Oryginalny tytuł filmu, "Before the Flood", zapowiada wielką powódź jaka nas czeka. Czy wiadomo kiedy można się jej spodziewać?
Zrobiliśmy ten film, razem z Leonardo, by zapobiec owej powodzi. Miejmy nadzieję, że w ogóle do niej nie dojdzie. Nasz film jest dość pesymistyczny, ale przez to, że postanowiliśmy szczerze powiedzieć o stanie naszej planety i licznym zaniedbaniom. Natomiast jest w nim też niemała nuta nadziei. Dlatego wolę myśleć, że uda się zapobiec tym straszliwym przewidywaniom. Jeśli jednak dojdzie do wielkiej powodzi, to z tego co nam wiadomo, pierwszym krajem, który zostanie przez nią poważnie dotknięty, będzie Bangladesz.
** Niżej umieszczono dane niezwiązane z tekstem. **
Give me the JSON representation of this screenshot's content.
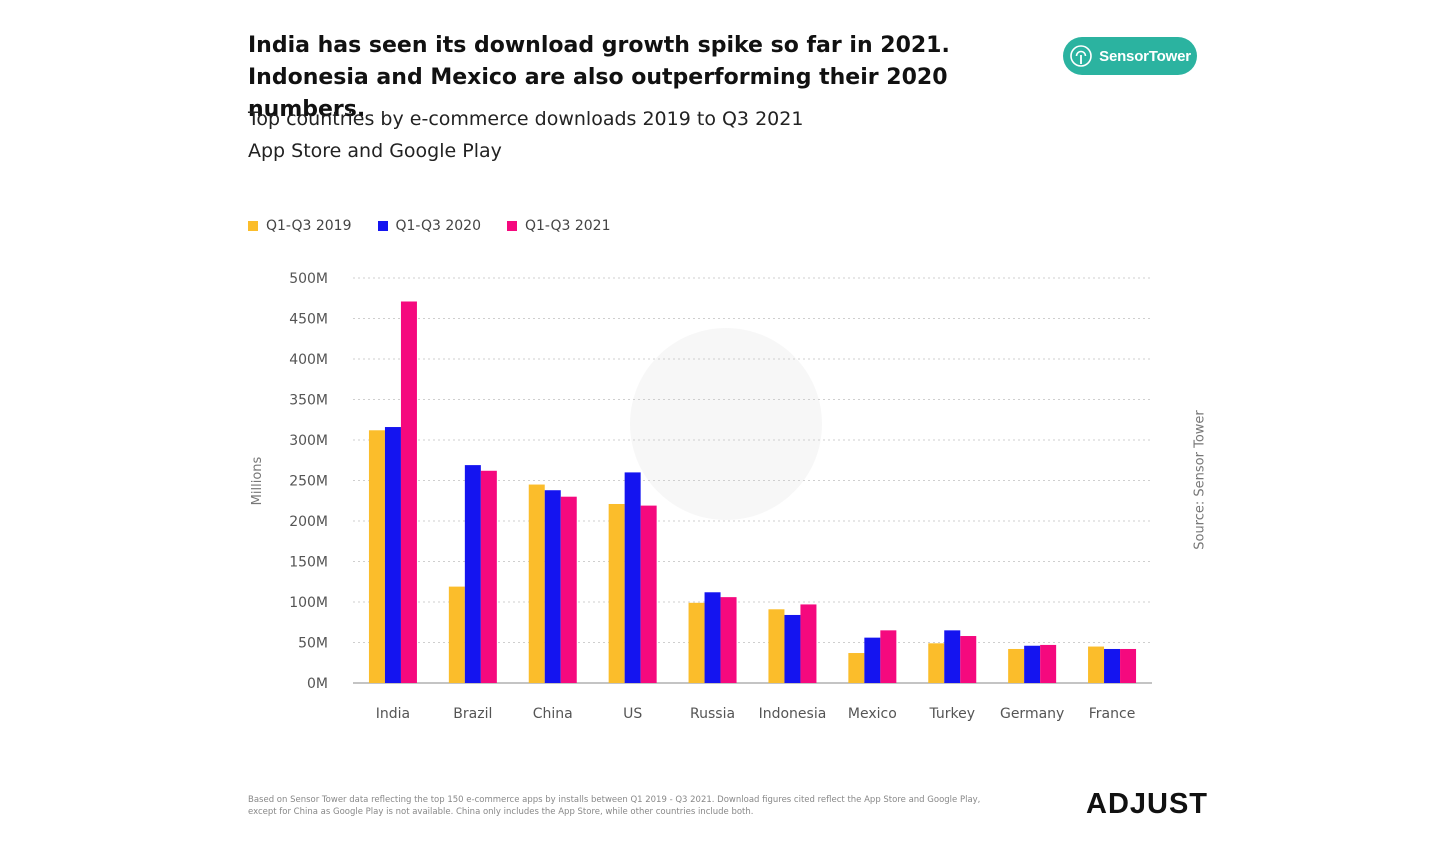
{
  "header": {
    "title": "India has seen its download growth spike so far in 2021. Indonesia and Mexico are also outperforming their 2020 numbers.",
    "subtitle_1": "Top countries by e-commerce downloads 2019 to Q3 2021",
    "subtitle_2": "App Store and Google Play",
    "brand_badge": "SensorTower"
  },
  "colors": {
    "q1_q3_2019": "#fbbd2b",
    "q1_q3_2020": "#1414f0",
    "q1_q3_2021": "#f5097e",
    "badge": "#2bb3a0"
  },
  "footer": {
    "footnote_line1": "Based on Sensor Tower data reflecting the top 150 e-commerce apps by installs between Q1 2019 - Q3 2021. Download figures cited reflect the App Store and Google Play,",
    "footnote_line2": "except for China as Google Play is not available. China only includes the App Store, while other countries include both.",
    "logo": "ADJUST",
    "source": "Source: Sensor Tower"
  },
  "chart_data": {
    "type": "bar",
    "ylabel": "Millions",
    "ylim": [
      0,
      500
    ],
    "yticks": [
      0,
      50,
      100,
      150,
      200,
      250,
      300,
      350,
      400,
      450,
      500
    ],
    "ytick_labels": [
      "0M",
      "50M",
      "100M",
      "150M",
      "200M",
      "250M",
      "300M",
      "350M",
      "400M",
      "450M",
      "500M"
    ],
    "grid": true,
    "legend_position": "top-left",
    "categories": [
      "India",
      "Brazil",
      "China",
      "US",
      "Russia",
      "Indonesia",
      "Mexico",
      "Turkey",
      "Germany",
      "France"
    ],
    "series": [
      {
        "name": "Q1-Q3 2019",
        "color": "#fbbd2b",
        "values": [
          312,
          119,
          245,
          221,
          99,
          91,
          37,
          49,
          42,
          45
        ]
      },
      {
        "name": "Q1-Q3 2020",
        "color": "#1414f0",
        "values": [
          316,
          269,
          238,
          260,
          112,
          84,
          56,
          65,
          46,
          42
        ]
      },
      {
        "name": "Q1-Q3 2021",
        "color": "#f5097e",
        "values": [
          471,
          262,
          230,
          219,
          106,
          97,
          65,
          58,
          47,
          42
        ]
      }
    ]
  }
}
Na ile istotnym faktem jest zwrócenie uwagi na topniejącą pokrywę lodowców na Grenlandii?
Razem z Leonardo byliśmy prawdziwie zszokowani gdy dowiedzieliśmy się o stanie lodu na Grenlandii. Zresztą, jego reakcję możesz zobaczyć w filmie. Niby większość ludzi coś tam słyszała, że lodowce topnieją, ale co innego jest słyszeć, a co innego zobaczyć. Rolą dokumentu jest pokazywanie danego problemu i działanie na emocje widza, więc uznaliśmy, że musimy to pokazać. Polecieliśmy na Grenladię i zobaczyliśmy czarny lód. W normalnych warunkach biel lodu odbija promienie słoneczne, co jest niezwykle istotne by utrzymać planetę w umiarkowanym chłodzie. Natomiast gdy lód staje się czarny od sadzy, pyłu wulkanicznego i spalanych lasów, w oczywisty sposób traci on swoje właściwości odbijania słońca i topnieje.
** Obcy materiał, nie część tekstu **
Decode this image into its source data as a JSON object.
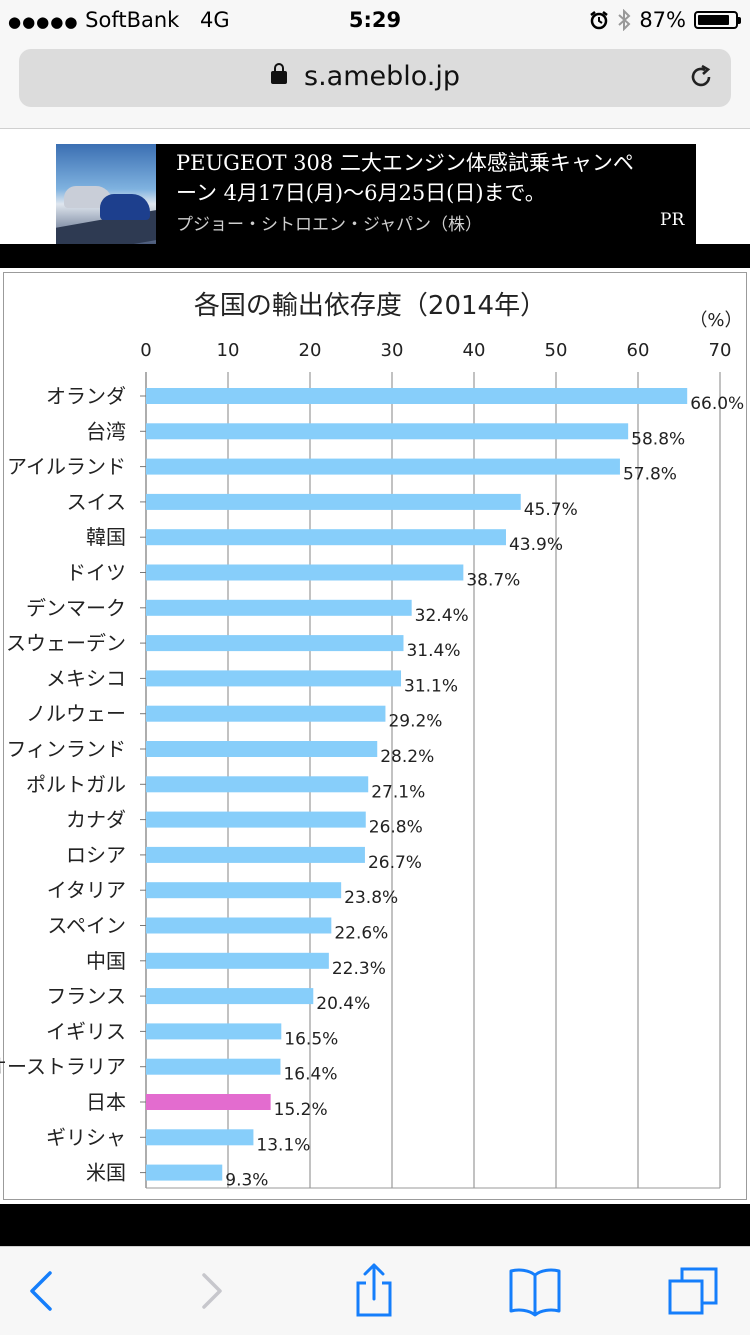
{
  "status_bar": {
    "signal": "●●●●●",
    "carrier": "SoftBank",
    "network": "4G",
    "time": "5:29",
    "battery": "87%",
    "battery_level": 0.87
  },
  "browser": {
    "url": "s.ameblo.jp"
  },
  "ad": {
    "text": "PEUGEOT 308 二大エンジン体感試乗キャンペーン 4月17日(月)〜6月25日(日)まで。",
    "sponsor": "プジョー・シトロエン・ジャパン（株）",
    "label": "PR"
  },
  "colors": {
    "bar": "#87cefa",
    "highlight": "#e36ccf",
    "accent": "#157efb"
  },
  "chart_data": {
    "type": "bar",
    "orientation": "horizontal",
    "title": "各国の輸出依存度（2014年）",
    "unit_label": "（%）",
    "xlim": [
      0,
      70
    ],
    "xticks": [
      0,
      10,
      20,
      30,
      40,
      50,
      60,
      70
    ],
    "grid": true,
    "highlight": "日本",
    "categories": [
      "オランダ",
      "台湾",
      "アイルランド",
      "スイス",
      "韓国",
      "ドイツ",
      "デンマーク",
      "スウェーデン",
      "メキシコ",
      "ノルウェー",
      "フィンランド",
      "ポルトガル",
      "カナダ",
      "ロシア",
      "イタリア",
      "スペイン",
      "中国",
      "フランス",
      "イギリス",
      "オーストラリア",
      "日本",
      "ギリシャ",
      "米国"
    ],
    "values": [
      66.0,
      58.8,
      57.8,
      45.7,
      43.9,
      38.7,
      32.4,
      31.4,
      31.1,
      29.2,
      28.2,
      27.1,
      26.8,
      26.7,
      23.8,
      22.6,
      22.3,
      20.4,
      16.5,
      16.4,
      15.2,
      13.1,
      9.3
    ],
    "labels": [
      "66.0%",
      "58.8%",
      "57.8%",
      "45.7%",
      "43.9%",
      "38.7%",
      "32.4%",
      "31.4%",
      "31.1%",
      "29.2%",
      "28.2%",
      "27.1%",
      "26.8%",
      "26.7%",
      "23.8%",
      "22.6%",
      "22.3%",
      "20.4%",
      "16.5%",
      "16.4%",
      "15.2%",
      "13.1%",
      "9.3%"
    ]
  }
}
Co było największym wyzwaniem podczas kręcienia filmu o takim logistycznym poziomie zaawansowania?
Oczywiście cała logistyka, podróże w odległe zakątki świata i rozmowy z politykami, to wszystko było niełatwe do zaaranżowania. Ale koniec końców, największa trudność dopadła mnie przy stole montażowym. Jak właściwie zrobić film o zmianach klimatycznych? Temat jest niezwykle szeroki i trudny zarazem. Co pokazać? Jakie materiały wybrać, a jakie wyrzucić, bo sie zwyczajnie nie mieszczą do filmu? Jak sprawić, by wszystko sprawiało wrażenie spójnej całości i jak to wszystko odpowiednio poukładać?
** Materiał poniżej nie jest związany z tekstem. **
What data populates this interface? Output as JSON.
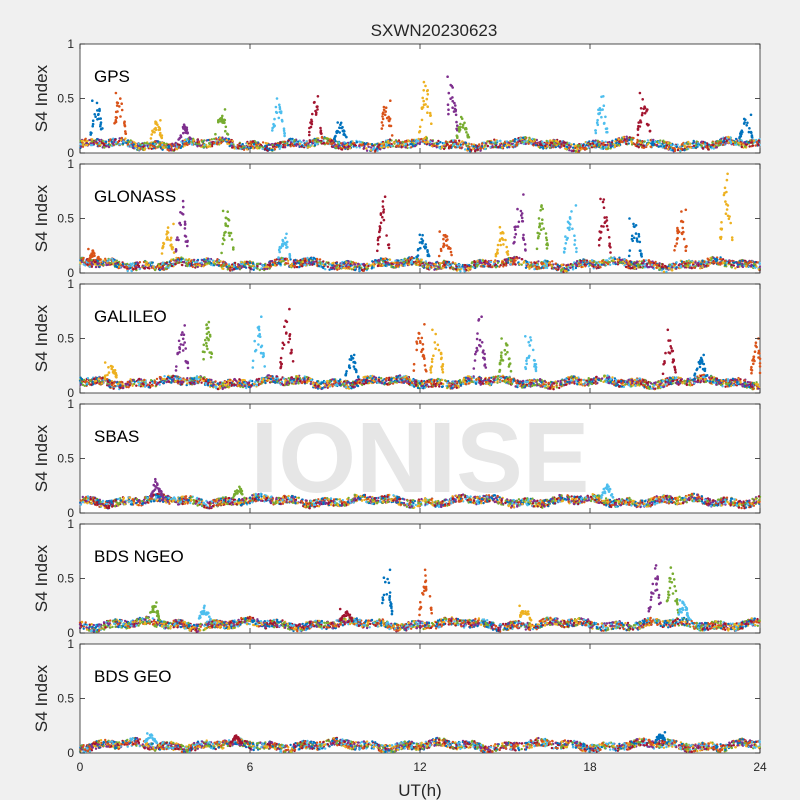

Mieliśmy punkt wyjścia na samym początku. Wiedzieliśmy, że Leo jest Posłańcem Pokoju ONZ. To był nasz punkt zaczepienia na start. Ale co dalej? Mieliśmy też w głowie zakończenie, gdyż chcieliśmy by przemowa Leo w Paryżu podczas Konferencji ONZ na temat zmian kliamtycznych w 2015 roku stanowiła zamknięcie naszej historii. Leo miał przewodzić marszowi z tysiącem ludzi na ulicach Paryża na Polach Elizejskich, ale wówczas w Paryżu doszło do ataku terrorystycznego, więc marsz został odwołany. I to już trochę pokomplikowało sprawę. W przypadku dokumentu montaż jest szczególnie ważny, bo tak naprawdę, to właśnie na stole montażowym zaczyna układać się scenariusz i narracja danego filmu.
Jednym z najważniejszych organów walki ze zmianami klimatu są politycy, jako że mają moc sprawczą wynikającą z ich mandatów. Sądzisz, że przynajmniej niektórzy z nich, naprawdę chcą pomóc, czy to tylko zwykły PR?
Nie, uważam, że część z nich chce realnie pomóc. Sekretarz Stanu USA, John Kerry, z którym Leo rozmawia w naszym filmie, od lata stara się czynnie działać w tym temacie, choć nie jest to łatwe. W Europie Angela Merkel również moim zdaniem robi co w jej mocy. Oczywiście każdy z polityków w tak drażliwych kwestiach trafia na opór, czasem zderza się ze ścianą, gdyż poruszając kwestie zmian klimatu i prób ich zapobiegania, naraża na szwank interesy wielu wpływowych grup. Ale mamy w naszym filmie świetną scenę, gdzie mowa jest o tym, że tak naprawdę decyzje dotyczące naszego życia i świata zależą od nas samych oddolnie. Musimy tylko dać znać politykom czego chcemy i świadomie wybierać tych, którzy zrealizują nasze postulaty. I nie jest to wcale tak naiwne myślenie, jak się wydaje.
"Czy czeka nas koniec?" – premiera w niedzielę, 30 października, o godz. 21:30 na National Geographic.